‘Creating Balance’ with Neshama Carlebach

BY PATRICIA CORRIGAN, SPECIAL TO THE JEWISH LIGHT

The sound of music will grace Nishmah’s Shabbat retreat for women-specifically, the music of internationally acclaimed singer Neshama Carlebach, who will serve as artist in residence at “Creating Balance,” a two-day event set for Feb. 10-11 at the Pere Marquette Lodge and Conference Center.

“This retreat will be a time for women to come together, to find balance in each other’s presence,” Carlebach said in a phone interview from her home in New York City. “My experience has been that when women come together with all their strength and dignity, they empower each other. I look forward to being there.” Retreat co-chairs Rebecca Brown and Shelley Dean head a committee of 30 St. Louis women-all from different affiliations-who are planning the event.

The daughter of the late Shlomo Carlebach (also known as Reb Shlomo and ‘The Singing Rabbi’), Neshama Carlebach continues her father’s legacy, singing many of the songs he wrote, songs that reflect his spirituality, songs said to have changed the face of Jewish music.

Though Carlebach will appear at the Nishmah retreat solo, she and her band often perform with the Green Pastures Baptist Church Choir, based in the Bronx. Their collaborative recording “Higher & Higher” (Sojourn Records/Sony), released in 2009, was an official entrant in the 2011 Grammy Awards, one of just 40 chosen from more than 200,000 songs. The recording extols life-and living to the fullest. (Listen at www.neshamacarlebach.com.)

Carlebach, 37, is married to Steven Katchen, a restaurateur. They have two sons, Rafael, 5, and Micah, 16 months. She performs in more than 100 shows a year and also makes appearances at special events for audiences large and small. Carlebach made time recently to talk about her life and her music.

Your work is known all over the world. To what do you attribute that?

It’s amazing that we have had the success we have had-I attribute it to the genuine nature of the message, a message that resonates with everyone. The music is true, simple, melodious, harmonic-it’s perfect.

You sing a lot of your father’s music. Why did he sing?

He sang to heal the world. I sing for the same reason. Music is the language of the soul.

Can you elaborate on that?

When words betray us, music is what gives over our truth, especially in hard times like now. Still, I believe we are on the verge of some sort of global awakening. People are ready for a shift, and what I am praying for when I sing is that we can have this awakening. I feel privileged that my music may be part of that shift.

How so?

When people experience music in the moment, they can have a spiritual transformation, a realization that we are not alone, that there is a higher power-and that we can do anything in this world.

How does that translate to an audience member attending a concert?

We can see that the person standing beside us is beautiful, that it doesn’t matter if we know them or not, or if they are from another part of the world. If we had a judgment about that person, this is about letting it go. I know it sounds complicated, but it all is integrated in our work.

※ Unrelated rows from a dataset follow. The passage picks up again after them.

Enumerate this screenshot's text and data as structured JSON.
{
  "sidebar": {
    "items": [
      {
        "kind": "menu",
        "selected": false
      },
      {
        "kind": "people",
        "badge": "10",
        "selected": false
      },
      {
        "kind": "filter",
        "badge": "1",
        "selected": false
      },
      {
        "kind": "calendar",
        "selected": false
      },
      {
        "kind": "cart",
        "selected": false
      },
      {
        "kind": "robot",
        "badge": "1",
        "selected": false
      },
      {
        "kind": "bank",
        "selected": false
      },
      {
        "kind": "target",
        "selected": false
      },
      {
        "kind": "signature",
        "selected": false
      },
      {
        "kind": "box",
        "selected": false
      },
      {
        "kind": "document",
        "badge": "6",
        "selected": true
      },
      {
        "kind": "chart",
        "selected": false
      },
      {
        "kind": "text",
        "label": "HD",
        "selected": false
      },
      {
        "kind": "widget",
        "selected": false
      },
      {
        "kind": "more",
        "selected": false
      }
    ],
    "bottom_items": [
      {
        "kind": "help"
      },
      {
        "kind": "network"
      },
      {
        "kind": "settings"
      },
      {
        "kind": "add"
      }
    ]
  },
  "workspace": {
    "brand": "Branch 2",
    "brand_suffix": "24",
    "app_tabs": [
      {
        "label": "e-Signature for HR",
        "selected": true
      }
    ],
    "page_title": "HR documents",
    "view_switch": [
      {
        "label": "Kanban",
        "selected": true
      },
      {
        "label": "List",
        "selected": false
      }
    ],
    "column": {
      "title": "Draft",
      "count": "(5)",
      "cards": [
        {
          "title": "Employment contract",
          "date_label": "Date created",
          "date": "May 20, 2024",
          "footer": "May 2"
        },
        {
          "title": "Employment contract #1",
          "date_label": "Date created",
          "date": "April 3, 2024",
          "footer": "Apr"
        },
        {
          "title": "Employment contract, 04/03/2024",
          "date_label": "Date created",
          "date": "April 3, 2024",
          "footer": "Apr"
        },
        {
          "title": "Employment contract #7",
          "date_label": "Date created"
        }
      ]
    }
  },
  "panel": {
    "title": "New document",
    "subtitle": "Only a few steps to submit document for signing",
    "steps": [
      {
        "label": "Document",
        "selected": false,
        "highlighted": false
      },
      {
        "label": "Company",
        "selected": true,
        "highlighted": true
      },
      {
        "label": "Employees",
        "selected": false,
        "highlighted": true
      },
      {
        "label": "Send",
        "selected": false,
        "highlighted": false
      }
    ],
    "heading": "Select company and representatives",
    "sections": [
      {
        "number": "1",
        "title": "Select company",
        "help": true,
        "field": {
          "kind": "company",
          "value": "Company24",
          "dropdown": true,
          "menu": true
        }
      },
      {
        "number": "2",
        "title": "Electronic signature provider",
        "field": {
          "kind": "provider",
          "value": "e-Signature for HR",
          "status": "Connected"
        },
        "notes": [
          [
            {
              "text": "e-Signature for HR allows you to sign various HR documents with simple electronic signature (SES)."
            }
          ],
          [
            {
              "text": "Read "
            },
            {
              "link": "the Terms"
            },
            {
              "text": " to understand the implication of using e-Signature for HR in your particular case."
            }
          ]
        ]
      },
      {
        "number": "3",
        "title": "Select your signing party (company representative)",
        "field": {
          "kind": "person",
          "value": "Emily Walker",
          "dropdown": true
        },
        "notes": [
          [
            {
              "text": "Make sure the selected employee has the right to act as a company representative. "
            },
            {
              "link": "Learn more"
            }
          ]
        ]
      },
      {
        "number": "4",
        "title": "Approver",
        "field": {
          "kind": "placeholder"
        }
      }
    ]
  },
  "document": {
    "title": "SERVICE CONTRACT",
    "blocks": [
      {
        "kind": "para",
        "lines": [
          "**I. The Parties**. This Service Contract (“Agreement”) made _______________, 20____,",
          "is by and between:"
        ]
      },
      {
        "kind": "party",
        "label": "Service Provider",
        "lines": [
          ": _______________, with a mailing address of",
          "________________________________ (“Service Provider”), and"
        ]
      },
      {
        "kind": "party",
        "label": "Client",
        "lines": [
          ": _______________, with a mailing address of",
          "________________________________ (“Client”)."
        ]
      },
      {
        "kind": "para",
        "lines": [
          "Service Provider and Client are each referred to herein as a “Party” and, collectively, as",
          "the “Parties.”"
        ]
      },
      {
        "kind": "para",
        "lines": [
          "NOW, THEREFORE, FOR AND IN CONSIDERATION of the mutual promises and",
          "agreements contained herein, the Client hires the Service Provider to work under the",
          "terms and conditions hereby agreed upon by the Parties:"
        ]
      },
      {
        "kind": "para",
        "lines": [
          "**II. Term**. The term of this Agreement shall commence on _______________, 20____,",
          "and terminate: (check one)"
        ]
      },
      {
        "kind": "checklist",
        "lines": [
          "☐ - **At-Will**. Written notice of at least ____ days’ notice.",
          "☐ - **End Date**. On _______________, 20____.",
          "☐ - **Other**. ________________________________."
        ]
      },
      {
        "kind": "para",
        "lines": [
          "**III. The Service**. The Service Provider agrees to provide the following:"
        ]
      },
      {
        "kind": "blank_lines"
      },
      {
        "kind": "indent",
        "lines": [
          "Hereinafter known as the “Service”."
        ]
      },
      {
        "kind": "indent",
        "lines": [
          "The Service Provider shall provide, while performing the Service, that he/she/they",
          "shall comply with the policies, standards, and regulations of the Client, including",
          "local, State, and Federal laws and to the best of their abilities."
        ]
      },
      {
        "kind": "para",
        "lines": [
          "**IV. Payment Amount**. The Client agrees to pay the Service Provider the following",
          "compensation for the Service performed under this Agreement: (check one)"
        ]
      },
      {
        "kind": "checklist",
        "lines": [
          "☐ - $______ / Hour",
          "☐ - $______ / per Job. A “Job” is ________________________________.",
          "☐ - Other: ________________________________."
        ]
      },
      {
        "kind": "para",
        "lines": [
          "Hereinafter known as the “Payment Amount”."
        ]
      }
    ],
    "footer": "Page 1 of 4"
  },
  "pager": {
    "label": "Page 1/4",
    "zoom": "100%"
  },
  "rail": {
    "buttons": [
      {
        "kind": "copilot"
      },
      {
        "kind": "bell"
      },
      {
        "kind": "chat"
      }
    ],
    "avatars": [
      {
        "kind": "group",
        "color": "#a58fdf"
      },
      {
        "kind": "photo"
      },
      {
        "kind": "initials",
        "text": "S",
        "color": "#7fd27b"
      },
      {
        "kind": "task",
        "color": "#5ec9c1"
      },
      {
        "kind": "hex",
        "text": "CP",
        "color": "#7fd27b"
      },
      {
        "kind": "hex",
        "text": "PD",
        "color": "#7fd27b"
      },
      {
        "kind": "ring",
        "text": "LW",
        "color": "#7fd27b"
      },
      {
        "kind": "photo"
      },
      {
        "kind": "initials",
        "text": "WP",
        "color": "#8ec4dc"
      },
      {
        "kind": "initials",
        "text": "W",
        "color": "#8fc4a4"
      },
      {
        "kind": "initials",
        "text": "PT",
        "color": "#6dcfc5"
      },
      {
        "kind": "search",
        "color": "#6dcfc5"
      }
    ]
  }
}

How long have you been singing?

I started when I was 5, started dancing, singing and acting. I started singing professionally 30 days after my father died in 1994. I was in the deepest place of mourning and grief-he died suddenly-but people were asking for him, and I couldn’t let his message die.

Did that feel like the right thing to do?

I hoped I was doing right thing, though we had never talked about it, about what I would do when he died. I hoped that he would be proud, and now I am sure that he is.

So now you are a Jewish woman hailed for singing with a Baptist choir. When did you meet the Green Pastures Baptist Church Choir?

We met six years ago on Martin Luther King Day. We were both singing at an event, and we collaborated. It was magical, beautiful. It wasn’t something I decided to do or dreamed up-meeting them was a blessing.

Do you have much in common?

We have nothing in common on some levels and everything in common on another.

I connect with the people in the choir on a personal level. Our singing together feels like we are family, feels like God intended it, and that shows in our work.

How so?

Our message of unity comes so organically, so naturally. Our music is an example of what can happen if we give each other a chance.

The choir has said they see their music as a salve for some of the suffering they see throughout the world. Do you agree?

My father always said we laugh with one side of our hearts and cry with the other. We all suffer-but music that touches you allows you to laugh and to cry. That’s good! In an audience of 10,000 people, some will be joyous and some will be broken, but in the moment, we all can be one. That’s the salve, the cure.

What will you sing at the “Creating Balance” retreat?

I have a plan in place, but one of my gifts is to see what an audience is needing and feeling, and my program ultimately will be dictated by that energy.